As aggregate interest increased, some big names have jumped into KBR, Inc. (NYSE:KBR) headfirst. P2 Capital Partners, managed by Claus Moller, assembled the largest position in KBR, Inc. (NYSE:KBR). P2 Capital Partners had $30.2 million invested in the company at the end of the quarter. David Brown’s Hawk Ridge Management also made a $15.5 million investment in the stock during the quarter. The following funds were also among the new KBR investors: David Rosen’s Rubric Capital Management, Jeffrey Bronchick’s Cove Street Capital, and Andrew Byington’s Appian Way Asset Management.
Let’s check out hedge fund activity in other stocks similar to KBR, Inc. (NYSE:KBR). These stocks are Portland General Electric Company (NYSE:POR), SAGE Therapeutics Inc (NASDAQ:SAGE), Safehold Inc. (NYSE:SAFE), Vivint Smart Home, Inc. (NYSE:VVNT), National Beverage Corp. (NASDAQ:FIZZ), The Howard Hughes Corporation (NYSE:HHC), and PTC Therapeutics, Inc. (NASDAQ:PTCT). This group of stocks’ market valuations resemble KBR’s market valuation.
|Ticker||No of HFs with positions||Total Value of HF Positions (x1000)||Change in HF Position|
View table here if you experience formatting issues.
As you can see these stocks had an average of 21.3 hedge funds with bullish positions and the average amount invested in these stocks was $326 million. That figure was $626 million in KBR’s case. SAGE Therapeutics Inc (NASDAQ:SAGE) is the most popular stock in this table. On the other hand Vivint Smart Home, Inc. (NYSE:VVNT) is the least popular one with only 5 bullish hedge fund positions. Compared to these stocks KBR, Inc. (NYSE:KBR) is more popular among hedge funds. Our overall hedge fund sentiment score for KBR is 88. Stocks with higher number of hedge fund positions relative to other stocks as well as relative to their historical range receive a higher sentiment score.
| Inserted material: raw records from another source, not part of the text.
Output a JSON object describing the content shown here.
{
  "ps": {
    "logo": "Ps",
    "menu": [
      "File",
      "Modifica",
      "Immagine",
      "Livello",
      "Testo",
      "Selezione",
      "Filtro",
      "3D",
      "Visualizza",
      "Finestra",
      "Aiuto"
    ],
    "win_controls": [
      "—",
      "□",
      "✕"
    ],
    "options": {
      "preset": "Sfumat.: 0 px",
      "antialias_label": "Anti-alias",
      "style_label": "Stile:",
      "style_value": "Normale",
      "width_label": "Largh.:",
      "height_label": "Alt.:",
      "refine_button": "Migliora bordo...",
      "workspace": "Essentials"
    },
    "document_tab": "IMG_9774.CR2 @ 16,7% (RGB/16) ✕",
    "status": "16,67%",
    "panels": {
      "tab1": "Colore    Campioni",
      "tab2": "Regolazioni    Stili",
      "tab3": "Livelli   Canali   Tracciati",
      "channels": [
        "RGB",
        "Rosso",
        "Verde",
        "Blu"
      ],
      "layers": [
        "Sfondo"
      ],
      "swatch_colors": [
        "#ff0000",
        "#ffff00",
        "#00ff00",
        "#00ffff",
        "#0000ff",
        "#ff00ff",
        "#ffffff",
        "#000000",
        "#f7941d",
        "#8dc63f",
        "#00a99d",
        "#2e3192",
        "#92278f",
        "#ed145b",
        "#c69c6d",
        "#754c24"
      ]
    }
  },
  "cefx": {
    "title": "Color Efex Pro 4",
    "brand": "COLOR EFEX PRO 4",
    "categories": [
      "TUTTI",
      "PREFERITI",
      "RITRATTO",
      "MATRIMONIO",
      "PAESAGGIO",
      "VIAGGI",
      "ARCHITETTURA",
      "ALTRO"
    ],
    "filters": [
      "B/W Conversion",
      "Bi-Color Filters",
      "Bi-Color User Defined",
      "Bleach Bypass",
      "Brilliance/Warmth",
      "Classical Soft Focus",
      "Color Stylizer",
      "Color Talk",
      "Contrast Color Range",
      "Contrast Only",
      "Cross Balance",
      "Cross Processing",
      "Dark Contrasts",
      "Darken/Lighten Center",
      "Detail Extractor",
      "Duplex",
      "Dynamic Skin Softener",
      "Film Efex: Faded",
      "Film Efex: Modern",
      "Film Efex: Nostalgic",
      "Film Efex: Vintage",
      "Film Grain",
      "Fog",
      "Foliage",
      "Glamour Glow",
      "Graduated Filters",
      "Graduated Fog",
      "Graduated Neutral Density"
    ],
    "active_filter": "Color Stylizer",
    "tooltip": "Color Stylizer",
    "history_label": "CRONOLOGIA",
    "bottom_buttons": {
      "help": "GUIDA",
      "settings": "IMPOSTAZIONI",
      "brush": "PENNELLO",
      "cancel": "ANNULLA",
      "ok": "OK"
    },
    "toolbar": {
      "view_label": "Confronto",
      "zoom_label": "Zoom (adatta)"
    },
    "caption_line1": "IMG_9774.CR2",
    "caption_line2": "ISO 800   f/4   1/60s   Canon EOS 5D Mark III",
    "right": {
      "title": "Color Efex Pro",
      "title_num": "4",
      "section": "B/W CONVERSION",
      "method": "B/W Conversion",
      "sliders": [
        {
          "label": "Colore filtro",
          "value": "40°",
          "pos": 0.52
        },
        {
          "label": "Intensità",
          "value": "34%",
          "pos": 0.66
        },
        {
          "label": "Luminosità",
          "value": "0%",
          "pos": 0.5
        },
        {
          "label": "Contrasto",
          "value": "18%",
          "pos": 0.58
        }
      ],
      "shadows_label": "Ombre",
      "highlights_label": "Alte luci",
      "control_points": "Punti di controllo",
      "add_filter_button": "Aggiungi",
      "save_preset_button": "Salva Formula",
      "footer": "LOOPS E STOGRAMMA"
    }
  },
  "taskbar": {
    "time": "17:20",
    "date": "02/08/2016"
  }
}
Our calculations showed that top 20 most popular stocks among hedge funds returned 41.3% in 2019 and outperformed the S&P 500 ETF (SPY) by 10 percentage points. These stocks returned 33.3% in 2020 through December 18th but still managed to beat the market by 16.4 percentage points. Hedge funds were also right about betting on KBR as the stock returned 32.3% since the end of September (through 12/18) and outperformed the market by an even larger margin. Hedge funds were clearly right about piling into this stock relative to other stocks with similar market capitalizations.